Saracens director of rugby Mark McCall conceded his side were taught a lesson by Wasps at Allianz Park.

Wasps flew out of the blocks in north London with three tries in the first eight minutes but did not stop there against the Aviva Premiership leaders.

The visitors were 31-16 ahead at half-time and by the time the final whistle went, they had crossed the whitewash eight times and run out 64-23 winners.

"Give Wasps an unbelievable amount of credit, they were phenomenal," said McCall, whose side had previously lost just once in 11 league games this season.

"They gave us a lesson with and without the ball and we didn't see that coming. I suppose how we respond next is more important than looking back on this game.

"It's hard to know what to say and to put it into words. For the last seven months things have gone our way and the players have worked really hard and they've earned everything we've got.

"We've played some good rugby and won a lot of matches in that period of time but obviously today went badly wrong.

"The good news is we've got a match in six days' time against Gloucester and a chance to rectify what went wrong."

Charles Piutau, Thomas Young and Dan Robson went over early on before Brad Barritt pulled a try back for Saracens.

That didn't turn the tide, however, as Nathan Hughes grabbed a quickfire double before the break and Jimmy Gopperth and Piutau each went over after it.

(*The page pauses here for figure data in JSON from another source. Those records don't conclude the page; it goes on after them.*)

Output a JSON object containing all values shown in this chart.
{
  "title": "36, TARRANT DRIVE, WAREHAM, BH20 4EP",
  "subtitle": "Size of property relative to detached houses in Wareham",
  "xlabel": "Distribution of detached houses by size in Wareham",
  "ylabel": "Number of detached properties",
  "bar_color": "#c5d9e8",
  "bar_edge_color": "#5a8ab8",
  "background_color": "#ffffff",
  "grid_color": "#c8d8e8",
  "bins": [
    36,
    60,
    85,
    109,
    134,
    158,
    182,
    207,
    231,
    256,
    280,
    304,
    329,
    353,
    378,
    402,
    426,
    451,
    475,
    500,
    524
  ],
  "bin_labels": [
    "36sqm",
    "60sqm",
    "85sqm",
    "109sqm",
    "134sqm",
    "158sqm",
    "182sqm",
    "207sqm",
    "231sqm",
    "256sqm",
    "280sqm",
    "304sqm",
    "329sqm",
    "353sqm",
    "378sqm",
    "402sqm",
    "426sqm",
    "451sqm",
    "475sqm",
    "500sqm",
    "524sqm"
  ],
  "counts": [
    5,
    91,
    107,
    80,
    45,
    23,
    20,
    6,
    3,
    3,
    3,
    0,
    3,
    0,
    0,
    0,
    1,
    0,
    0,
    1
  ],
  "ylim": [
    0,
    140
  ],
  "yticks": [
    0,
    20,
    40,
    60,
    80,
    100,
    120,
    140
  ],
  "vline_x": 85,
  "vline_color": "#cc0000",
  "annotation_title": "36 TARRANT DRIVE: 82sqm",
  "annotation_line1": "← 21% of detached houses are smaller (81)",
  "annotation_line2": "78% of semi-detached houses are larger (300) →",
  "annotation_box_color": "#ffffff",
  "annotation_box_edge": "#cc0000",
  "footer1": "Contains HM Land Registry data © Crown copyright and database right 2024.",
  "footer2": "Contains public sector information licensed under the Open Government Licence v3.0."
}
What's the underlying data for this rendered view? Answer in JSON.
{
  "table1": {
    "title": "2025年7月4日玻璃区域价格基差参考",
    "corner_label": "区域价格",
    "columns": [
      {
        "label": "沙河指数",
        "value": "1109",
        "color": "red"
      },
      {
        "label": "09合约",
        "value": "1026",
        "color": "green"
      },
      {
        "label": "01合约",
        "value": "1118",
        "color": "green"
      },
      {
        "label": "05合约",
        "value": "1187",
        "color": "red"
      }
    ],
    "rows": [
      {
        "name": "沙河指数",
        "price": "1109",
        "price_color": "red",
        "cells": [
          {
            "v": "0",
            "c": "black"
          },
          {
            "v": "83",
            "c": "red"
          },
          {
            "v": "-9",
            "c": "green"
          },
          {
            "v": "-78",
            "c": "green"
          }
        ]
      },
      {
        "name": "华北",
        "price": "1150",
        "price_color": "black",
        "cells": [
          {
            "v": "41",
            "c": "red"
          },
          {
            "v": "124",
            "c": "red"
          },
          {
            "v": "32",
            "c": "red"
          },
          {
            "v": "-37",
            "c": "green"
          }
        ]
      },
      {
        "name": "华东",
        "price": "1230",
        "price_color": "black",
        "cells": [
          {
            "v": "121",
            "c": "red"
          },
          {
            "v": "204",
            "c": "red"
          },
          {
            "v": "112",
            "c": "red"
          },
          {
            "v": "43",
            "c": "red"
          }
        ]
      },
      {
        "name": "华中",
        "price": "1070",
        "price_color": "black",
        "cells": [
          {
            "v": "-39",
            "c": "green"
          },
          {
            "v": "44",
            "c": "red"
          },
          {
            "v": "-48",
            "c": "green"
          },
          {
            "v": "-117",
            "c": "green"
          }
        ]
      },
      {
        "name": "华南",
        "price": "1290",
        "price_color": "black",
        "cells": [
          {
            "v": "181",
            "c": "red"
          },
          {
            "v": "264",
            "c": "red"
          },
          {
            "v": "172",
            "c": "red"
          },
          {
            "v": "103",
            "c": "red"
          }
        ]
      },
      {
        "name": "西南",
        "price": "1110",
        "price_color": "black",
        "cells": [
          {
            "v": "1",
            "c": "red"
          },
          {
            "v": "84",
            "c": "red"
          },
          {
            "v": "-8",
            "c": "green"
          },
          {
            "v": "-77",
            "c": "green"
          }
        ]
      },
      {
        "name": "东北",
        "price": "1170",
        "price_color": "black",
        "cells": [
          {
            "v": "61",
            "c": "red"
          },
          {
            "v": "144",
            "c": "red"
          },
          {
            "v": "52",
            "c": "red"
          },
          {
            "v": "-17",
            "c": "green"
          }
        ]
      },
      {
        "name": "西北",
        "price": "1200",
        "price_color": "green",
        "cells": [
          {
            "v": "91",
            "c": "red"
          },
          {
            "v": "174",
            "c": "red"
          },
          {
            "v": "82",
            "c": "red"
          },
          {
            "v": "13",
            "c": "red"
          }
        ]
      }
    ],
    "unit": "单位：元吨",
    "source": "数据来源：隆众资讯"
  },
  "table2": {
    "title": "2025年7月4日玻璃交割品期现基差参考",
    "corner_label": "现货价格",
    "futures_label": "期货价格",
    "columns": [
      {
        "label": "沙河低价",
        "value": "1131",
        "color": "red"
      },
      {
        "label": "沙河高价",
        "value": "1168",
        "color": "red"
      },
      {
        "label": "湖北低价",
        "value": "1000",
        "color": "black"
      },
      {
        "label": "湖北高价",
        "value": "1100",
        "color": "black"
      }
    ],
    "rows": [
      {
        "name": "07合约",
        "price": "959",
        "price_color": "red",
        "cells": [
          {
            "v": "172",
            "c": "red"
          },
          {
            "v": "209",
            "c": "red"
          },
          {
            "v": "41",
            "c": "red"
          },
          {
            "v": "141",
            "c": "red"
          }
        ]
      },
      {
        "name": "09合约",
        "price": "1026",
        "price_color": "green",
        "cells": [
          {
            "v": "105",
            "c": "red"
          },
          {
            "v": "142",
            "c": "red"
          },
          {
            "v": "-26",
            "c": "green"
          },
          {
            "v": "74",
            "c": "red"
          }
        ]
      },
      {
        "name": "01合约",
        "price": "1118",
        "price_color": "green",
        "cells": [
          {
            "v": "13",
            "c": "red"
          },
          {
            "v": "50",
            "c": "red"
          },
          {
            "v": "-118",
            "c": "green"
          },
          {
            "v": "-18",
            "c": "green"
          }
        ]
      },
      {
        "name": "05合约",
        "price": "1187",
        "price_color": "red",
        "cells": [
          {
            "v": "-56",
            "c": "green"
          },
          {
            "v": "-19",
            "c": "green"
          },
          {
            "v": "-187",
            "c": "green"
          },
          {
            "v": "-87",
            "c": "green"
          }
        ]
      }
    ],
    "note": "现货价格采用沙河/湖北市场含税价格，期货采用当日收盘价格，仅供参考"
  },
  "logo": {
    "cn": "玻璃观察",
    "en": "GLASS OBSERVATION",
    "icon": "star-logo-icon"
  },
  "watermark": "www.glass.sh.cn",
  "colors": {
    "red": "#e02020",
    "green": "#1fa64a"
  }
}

Jim Hamilton got Sarries' second score but they never looked like mounting a serious comeback as scrum-half Robson scored his second and Wasps' eighth 13 minutes from time.

"It's one of those days when everything seems to go your way and every pass sticks," said Wasps director of rugby Dai Young.

"If you'd come to see us train on Friday you wouldn't have seen that performance coming because everything we tried on Friday went wrong, every ball went down. Today we did the same moves and every pass stuck so I'm really proud of the players.

"The really pleasing thing is that we didn't let up. We had 80 minutes of real quality across the board and it was very difficult to pick out a poor performance or an aspect of our game that didn't go as well as we talked about.

"I'm delighted with everyone's performance but I'm not going to get carried away with myself."